Interestingly enough good old Sherlock merits nary a mention in the book. The novel is quite serious and realistic, almost naturalistic, the pace slow and deliberate, the settings elaborate and careful and superbly researched. Gardner knows a lot about Victorian London and its criminal underworld and he's not afraid to let it show. The plot, in short, is as follows: Moriarty has been away for a while and now he returns. Upon his return he finds he has a problem. One of his closest men is a traitor, working for the thoroughly despicable rival crime boss Sir Jack Idell or Idle Jack who's trying to take over Moriarty's turf and businesses.
Some of the subplots are pretty hilarious - like Moriarty's acquiring a dead ringer for the late lamented Prince Albert and using said ringer to produce a set of highly lascivious pornographic pictures with which to blackmail the Queen! Not a really viable idea, as it turns out. Not surprisingly.

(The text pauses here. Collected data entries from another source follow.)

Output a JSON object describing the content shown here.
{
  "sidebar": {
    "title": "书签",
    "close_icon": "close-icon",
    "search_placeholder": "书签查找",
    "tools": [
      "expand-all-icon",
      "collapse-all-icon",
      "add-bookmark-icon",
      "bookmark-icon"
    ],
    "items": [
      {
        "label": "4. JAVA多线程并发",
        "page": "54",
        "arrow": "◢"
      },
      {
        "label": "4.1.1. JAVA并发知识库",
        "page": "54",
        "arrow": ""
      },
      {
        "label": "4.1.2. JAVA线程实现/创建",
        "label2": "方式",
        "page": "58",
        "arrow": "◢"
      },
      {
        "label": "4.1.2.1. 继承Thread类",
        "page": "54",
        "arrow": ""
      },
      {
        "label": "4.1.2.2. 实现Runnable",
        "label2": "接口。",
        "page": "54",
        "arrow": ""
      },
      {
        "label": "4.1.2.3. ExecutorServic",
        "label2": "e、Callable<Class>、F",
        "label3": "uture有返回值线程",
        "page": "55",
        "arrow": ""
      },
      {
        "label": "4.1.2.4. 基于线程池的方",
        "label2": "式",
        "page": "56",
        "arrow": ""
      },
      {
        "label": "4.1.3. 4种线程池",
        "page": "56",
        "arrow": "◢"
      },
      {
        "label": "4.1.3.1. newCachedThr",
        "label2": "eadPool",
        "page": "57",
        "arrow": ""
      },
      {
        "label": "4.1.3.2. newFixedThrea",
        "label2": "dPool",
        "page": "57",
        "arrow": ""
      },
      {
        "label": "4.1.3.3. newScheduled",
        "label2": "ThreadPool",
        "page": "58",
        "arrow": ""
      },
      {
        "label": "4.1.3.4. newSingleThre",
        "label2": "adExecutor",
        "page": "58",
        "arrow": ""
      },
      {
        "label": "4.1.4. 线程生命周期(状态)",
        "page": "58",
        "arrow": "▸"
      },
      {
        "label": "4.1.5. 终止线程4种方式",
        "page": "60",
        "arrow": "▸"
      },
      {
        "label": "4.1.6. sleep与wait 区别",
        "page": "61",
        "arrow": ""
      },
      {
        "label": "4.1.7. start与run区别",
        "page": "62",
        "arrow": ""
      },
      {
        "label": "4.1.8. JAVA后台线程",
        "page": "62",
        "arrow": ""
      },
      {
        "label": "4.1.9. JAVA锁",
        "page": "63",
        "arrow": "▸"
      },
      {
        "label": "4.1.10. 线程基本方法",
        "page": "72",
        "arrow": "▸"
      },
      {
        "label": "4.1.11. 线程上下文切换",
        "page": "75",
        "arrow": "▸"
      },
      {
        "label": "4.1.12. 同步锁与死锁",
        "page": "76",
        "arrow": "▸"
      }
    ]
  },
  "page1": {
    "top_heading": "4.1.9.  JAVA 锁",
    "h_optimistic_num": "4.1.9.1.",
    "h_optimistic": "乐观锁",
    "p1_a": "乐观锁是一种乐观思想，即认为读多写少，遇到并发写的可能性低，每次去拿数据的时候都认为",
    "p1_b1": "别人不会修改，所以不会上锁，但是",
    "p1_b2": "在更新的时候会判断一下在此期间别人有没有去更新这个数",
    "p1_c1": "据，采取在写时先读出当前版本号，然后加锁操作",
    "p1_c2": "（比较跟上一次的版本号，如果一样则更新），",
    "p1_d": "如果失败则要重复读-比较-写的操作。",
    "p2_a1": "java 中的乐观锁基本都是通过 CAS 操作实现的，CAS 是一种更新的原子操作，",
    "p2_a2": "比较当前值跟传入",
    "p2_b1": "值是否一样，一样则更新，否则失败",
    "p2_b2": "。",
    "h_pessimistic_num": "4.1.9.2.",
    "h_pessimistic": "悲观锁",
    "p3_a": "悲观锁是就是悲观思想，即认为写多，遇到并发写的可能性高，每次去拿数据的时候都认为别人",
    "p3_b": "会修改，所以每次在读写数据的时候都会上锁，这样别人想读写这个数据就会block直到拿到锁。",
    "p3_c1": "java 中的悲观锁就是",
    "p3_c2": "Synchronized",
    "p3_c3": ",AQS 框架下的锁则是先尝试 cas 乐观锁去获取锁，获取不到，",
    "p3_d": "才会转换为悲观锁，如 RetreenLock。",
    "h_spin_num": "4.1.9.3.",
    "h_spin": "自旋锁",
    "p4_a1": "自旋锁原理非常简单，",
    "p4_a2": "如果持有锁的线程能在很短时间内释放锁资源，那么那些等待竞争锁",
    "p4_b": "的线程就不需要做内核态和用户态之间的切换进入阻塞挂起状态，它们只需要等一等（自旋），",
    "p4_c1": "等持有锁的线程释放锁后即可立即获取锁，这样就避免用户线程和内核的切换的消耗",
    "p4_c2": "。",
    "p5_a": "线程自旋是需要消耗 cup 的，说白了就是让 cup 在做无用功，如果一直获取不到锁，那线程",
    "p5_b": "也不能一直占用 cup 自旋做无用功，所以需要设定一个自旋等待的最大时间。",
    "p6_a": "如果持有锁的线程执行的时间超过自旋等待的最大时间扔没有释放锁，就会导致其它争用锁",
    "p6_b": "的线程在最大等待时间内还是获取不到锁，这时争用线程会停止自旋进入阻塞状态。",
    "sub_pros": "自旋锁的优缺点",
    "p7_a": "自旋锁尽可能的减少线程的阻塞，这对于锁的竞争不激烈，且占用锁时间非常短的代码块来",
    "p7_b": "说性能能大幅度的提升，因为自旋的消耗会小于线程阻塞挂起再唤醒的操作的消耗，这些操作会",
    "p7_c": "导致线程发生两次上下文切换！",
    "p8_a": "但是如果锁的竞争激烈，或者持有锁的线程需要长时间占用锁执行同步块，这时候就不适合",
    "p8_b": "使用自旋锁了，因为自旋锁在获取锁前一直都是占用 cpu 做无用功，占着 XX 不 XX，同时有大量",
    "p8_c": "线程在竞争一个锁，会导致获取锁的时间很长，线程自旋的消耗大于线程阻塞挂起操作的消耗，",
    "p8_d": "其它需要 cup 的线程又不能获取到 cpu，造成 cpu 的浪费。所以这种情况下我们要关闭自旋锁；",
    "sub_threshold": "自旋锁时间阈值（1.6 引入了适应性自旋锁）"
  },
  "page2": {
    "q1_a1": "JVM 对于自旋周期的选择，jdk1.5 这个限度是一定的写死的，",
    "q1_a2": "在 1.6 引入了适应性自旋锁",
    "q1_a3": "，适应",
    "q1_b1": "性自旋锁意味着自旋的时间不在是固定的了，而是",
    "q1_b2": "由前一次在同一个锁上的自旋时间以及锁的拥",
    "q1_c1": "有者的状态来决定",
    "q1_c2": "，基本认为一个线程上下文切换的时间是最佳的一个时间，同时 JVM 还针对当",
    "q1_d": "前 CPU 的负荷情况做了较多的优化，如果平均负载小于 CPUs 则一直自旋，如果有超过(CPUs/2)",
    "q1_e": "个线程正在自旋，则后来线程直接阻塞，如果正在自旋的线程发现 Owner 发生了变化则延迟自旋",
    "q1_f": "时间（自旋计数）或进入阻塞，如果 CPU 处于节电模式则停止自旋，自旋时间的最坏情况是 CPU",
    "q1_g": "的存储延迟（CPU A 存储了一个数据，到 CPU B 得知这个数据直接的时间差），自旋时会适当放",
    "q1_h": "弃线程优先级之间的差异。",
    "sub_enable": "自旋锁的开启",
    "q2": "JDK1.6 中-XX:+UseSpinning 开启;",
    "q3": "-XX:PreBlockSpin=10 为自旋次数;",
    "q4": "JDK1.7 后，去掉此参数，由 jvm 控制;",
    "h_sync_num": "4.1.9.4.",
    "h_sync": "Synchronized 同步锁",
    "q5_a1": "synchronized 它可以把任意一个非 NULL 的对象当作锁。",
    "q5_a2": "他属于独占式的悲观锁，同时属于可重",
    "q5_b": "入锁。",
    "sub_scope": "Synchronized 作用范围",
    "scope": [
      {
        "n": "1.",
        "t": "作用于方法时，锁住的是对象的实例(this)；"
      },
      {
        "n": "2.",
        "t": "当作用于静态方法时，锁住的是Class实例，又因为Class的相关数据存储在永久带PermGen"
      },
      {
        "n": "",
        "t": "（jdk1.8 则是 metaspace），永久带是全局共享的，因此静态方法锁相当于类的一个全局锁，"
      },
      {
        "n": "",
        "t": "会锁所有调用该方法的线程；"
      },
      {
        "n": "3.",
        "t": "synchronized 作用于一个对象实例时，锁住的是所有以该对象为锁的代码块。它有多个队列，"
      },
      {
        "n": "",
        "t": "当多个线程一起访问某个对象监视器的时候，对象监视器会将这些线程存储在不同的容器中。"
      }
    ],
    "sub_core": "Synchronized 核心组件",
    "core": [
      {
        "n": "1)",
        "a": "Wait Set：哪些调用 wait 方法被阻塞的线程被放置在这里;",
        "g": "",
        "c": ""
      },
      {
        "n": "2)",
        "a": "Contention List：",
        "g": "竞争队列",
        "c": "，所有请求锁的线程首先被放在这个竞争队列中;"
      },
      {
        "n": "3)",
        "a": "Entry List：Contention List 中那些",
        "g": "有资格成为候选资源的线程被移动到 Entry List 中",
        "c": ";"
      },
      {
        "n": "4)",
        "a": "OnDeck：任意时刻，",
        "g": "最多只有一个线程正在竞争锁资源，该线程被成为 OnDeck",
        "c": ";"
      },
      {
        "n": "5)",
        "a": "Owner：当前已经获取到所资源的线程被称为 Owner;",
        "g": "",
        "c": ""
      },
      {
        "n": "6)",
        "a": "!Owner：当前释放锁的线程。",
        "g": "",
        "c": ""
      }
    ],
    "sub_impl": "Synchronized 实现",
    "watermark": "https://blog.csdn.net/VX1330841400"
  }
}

But all in all the novel didn't do much for me. The pacing was too slow, the characters lack-luster and plain dull, the plot surprisingly heavy going, almost plodding. I found myself just not caring what happened or to whom. Turned out that Moriarty without Holmes was quite an unglamorous and dull fellow. I might have enjoyed the book as such a great deal more if the protagonist wouldn't have been called Moriarty and if there had been no Holmes connection whatsoever. His shadow is too large, and his presence too powerful even when he isn't present.
Moriarty was published posthumously. Gardner's two previous Moriarty books (Return of Moriarty and Revenge of Moriarty) were published in the '70s. There was supposed to be a trilogy then but he had a row of some sort with his publisher and the third book was never published. Was it, I wonder, written over thirty years ago or quite recently? Would be interesting to know. Haven't read the first two ones, as I already mentioned (don't know if they've ever been re-issued), so I may judge the last book too harshly. Maybe it all makes perfect sense when you've read the entire trilogy. Dunno. Still, bit of a disappointment all said and done.